We were so abundantly blessed every step of the way, through the people that loved and carried us. I firmly am against the belief that every thing happens for a reason, or that God ordains such cruelties upon our lives. But I do believe in a God that can bring goodness out of every evil and redeem every brokenness. I saw that power at work this year. I saw our relationships deepen in ways I never expected, trust bloom like it never had before. At times when I should have felt isolated and alone, I felt surrounded by a sisterhood of women — mothers-to-be and women who want to become mothers, new mothers, mothers with grown children, and mothers who will never know their children until new heaven and the new earth, mothers who’d known loss keenly and mothers who were brave enough to stand by my side and imagine a grief they could not comprehend. I was blown away by the regular check-ins, the support, the prayers, and the outpouring of love that we experienced. And when, much to my shock, we found out in October that we were expecting again, that same outpouring of love stood by us every step of the way, through every doctors appointment, every ultrasound, every nerve-wracking week as we waited for the end of the first trimester. This year I saw and felt what it meant to have a community of friends and family around the country (and world honestly) for whom our sorrow was their sorrow, our hopes were their hopes, and our joy was their joy. Truly, we are abundantly blessed.

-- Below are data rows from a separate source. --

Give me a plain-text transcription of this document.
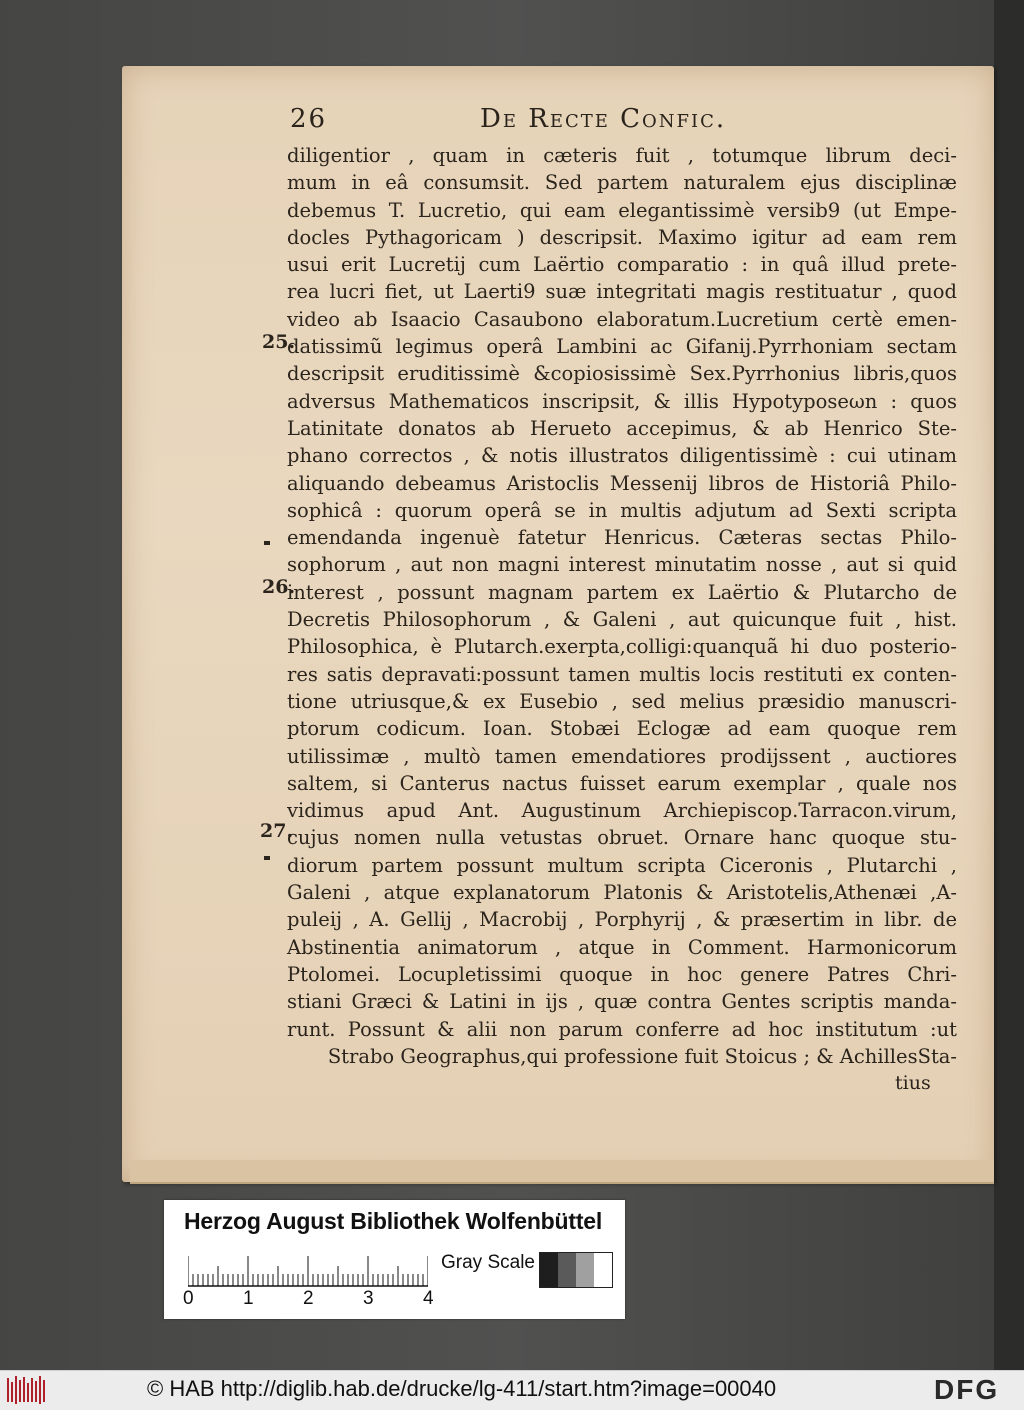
26	De Recte Confic.
diligentior , quam in cæteris fuit , totumque librum deci-
mum in eâ consumsit. Sed partem naturalem ejus disciplinæ
debemus T. Lucretio, qui eam elegantissimè versib9 (ut Empe-
docles Pythagoricam ) descripsit. Maximo igitur ad eam rem
usui erit Lucretij cum Laërtio comparatio : in quâ illud prete-
rea lucri fiet, ut Laerti9 suæ integritati magis restituatur , quod
video ab Isaacio Casaubono elaboratum.Lucretium certè emen-
datissimũ legimus operâ Lambini ac Gifanij.Pyrrhoniam sectam
descripsit eruditissimè &copiosissimè Sex.Pyrrhonius libris,quos
adversus Mathematicos inscripsit, & illis Hypotyposeωn : quos
Latinitate donatos ab Herueto accepimus, & ab Henrico Ste-
phano correctos , & notis illustratos diligentissimè : cui utinam
aliquando debeamus Aristoclis Messenij libros de Historiâ Philo-
sophicâ : quorum operâ se in multis adjutum ad Sexti scripta
emendanda ingenuè fatetur Henricus. Cæteras sectas Philo-
sophorum , aut non magni interest minutatim nosse , aut si quid
interest , possunt magnam partem ex Laërtio & Plutarcho de
Decretis Philosophorum , & Galeni , aut quicunque fuit , hist.
Philosophica, è Plutarch.exerpta,colligi:quanquã hi duo posterio-
res satis depravati:possunt tamen multis locis restituti ex conten-
tione utriusque,& ex Eusebio , sed melius præsidio manuscri-
ptorum codicum. Ioan. Stobæi Eclogæ ad eam quoque rem
utilissimæ , multò tamen emendatiores prodijssent , auctiores
saltem, si Canterus nactus fuisset earum exemplar , quale nos
vidimus apud Ant. Augustinum Archiepiscop.Tarracon.virum,
cujus nomen nulla vetustas obruet. Ornare hanc quoque stu-
diorum partem possunt multum scripta Ciceronis , Plutarchi ,
Galeni , atque explanatorum Platonis & Aristotelis,Athenæi ,A-
puleij , A. Gellij , Macrobij , Porphyrij , & præsertim in libr. de
Abstinentia animatorum , atque in Comment. Harmonicorum
Ptolomei. Locupletissimi quoque in hoc genere Patres Chri-
stiani Græci & Latini in ijs , quæ contra Gentes scriptis manda-
runt. Possunt & alii non parum conferre ad hoc institutum :ut
Strabo Geographus,qui professione fuit Stoicus ; & AchillesSta-
25.
26.
27.
tius
Herzog August Bibliothek Wolfenbüttel
0	1	2	3	4
Gray Scale
© HAB http://diglib.hab.de/drucke/lg-411/start.htm?image=00040	DFG
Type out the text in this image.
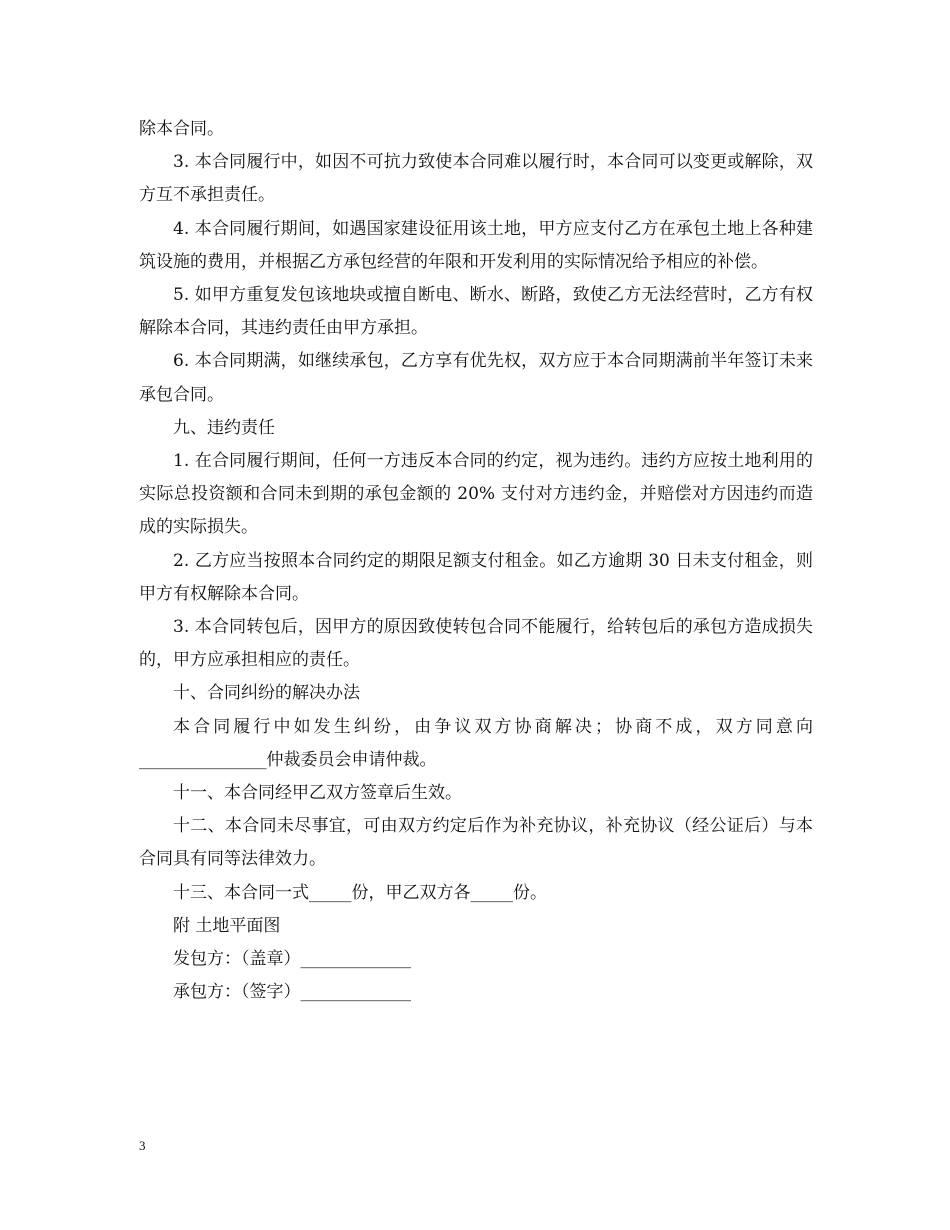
除本合同。

3. 本合同履行中，如因不可抗力致使本合同难以履行时，本合同可以变更或解除，双方互不承担责任。

4. 本合同履行期间，如遇国家建设征用该土地，甲方应支付乙方在承包土地上各种建筑设施的费用，并根据乙方承包经营的年限和开发利用的实际情况给予相应的补偿。

5. 如甲方重复发包该地块或擅自断电、断水、断路，致使乙方无法经营时，乙方有权解除本合同，其违约责任由甲方承担。

6. 本合同期满，如继续承包，乙方享有优先权，双方应于本合同期满前半年签订未来承包合同。

九、违约责任

1. 在合同履行期间，任何一方违反本合同的约定，视为违约。违约方应按土地利用的实际总投资额和合同未到期的承包金额的 20% 支付对方违约金，并赔偿对方因违约而造成的实际损失。

2. 乙方应当按照本合同约定的期限足额支付租金。如乙方逾期 30 日未支付租金，则甲方有权解除本合同。

3. 本合同转包后，因甲方的原因致使转包合同不能履行，给转包后的承包方造成损失的，甲方应承担相应的责任。

十、合同纠纷的解决办法

本合同履行中如发生纠纷，由争议双方协商解决；协商不成，双方同意向_______________仲裁委员会申请仲裁。

十一、本合同经甲乙双方签章后生效。

十二、本合同未尽事宜，可由双方约定后作为补充协议，补充协议（经公证后）与本合同具有同等法律效力。

十三、本合同一式_____份，甲乙双方各_____份。

附 土地平面图

发包方：（盖章）_____________

承包方：（签字）_____________

3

So where does this leave me on January 3rd, 2023?

Last year showed me what it means that God is faithful, even through our sorrows. It made me pause, and ask myself, what it means, then, to have faith. I’ve spent this entire pregnancy wracked with anxiety that I’d lose this baby too, not because there are any signs that this is likely, but because I know what that grief feels like. I described it in a conversation with a family member who’d also known loss that it feels like fighting losing odds — even when you aren’t. As much as I know the ghost of loss is one that stays with you, I don’t want to have it define this pregnancy or this year. I want to have faith in this blessing, in this miracle. So that is my prayer for this year, the intention I am setting upon my heart: faith. I know it won’t always be easy — there will be days when it is harder to have faith and then that fear returns. That’s the thing about intentions, though, they’re a journey we start again each and every day.

So as I enter this gray day of 2023, I’m setting my heart towards faith in all areas of my life. There are other hopes for the year — adventures I want to have, projects to complete, recipes to follow, books to read, habits to form — but at the heart of it all is faith. And I can’t wait to see what the rest of this year holds, especially once our little miracle is finally, at long last, in our arms.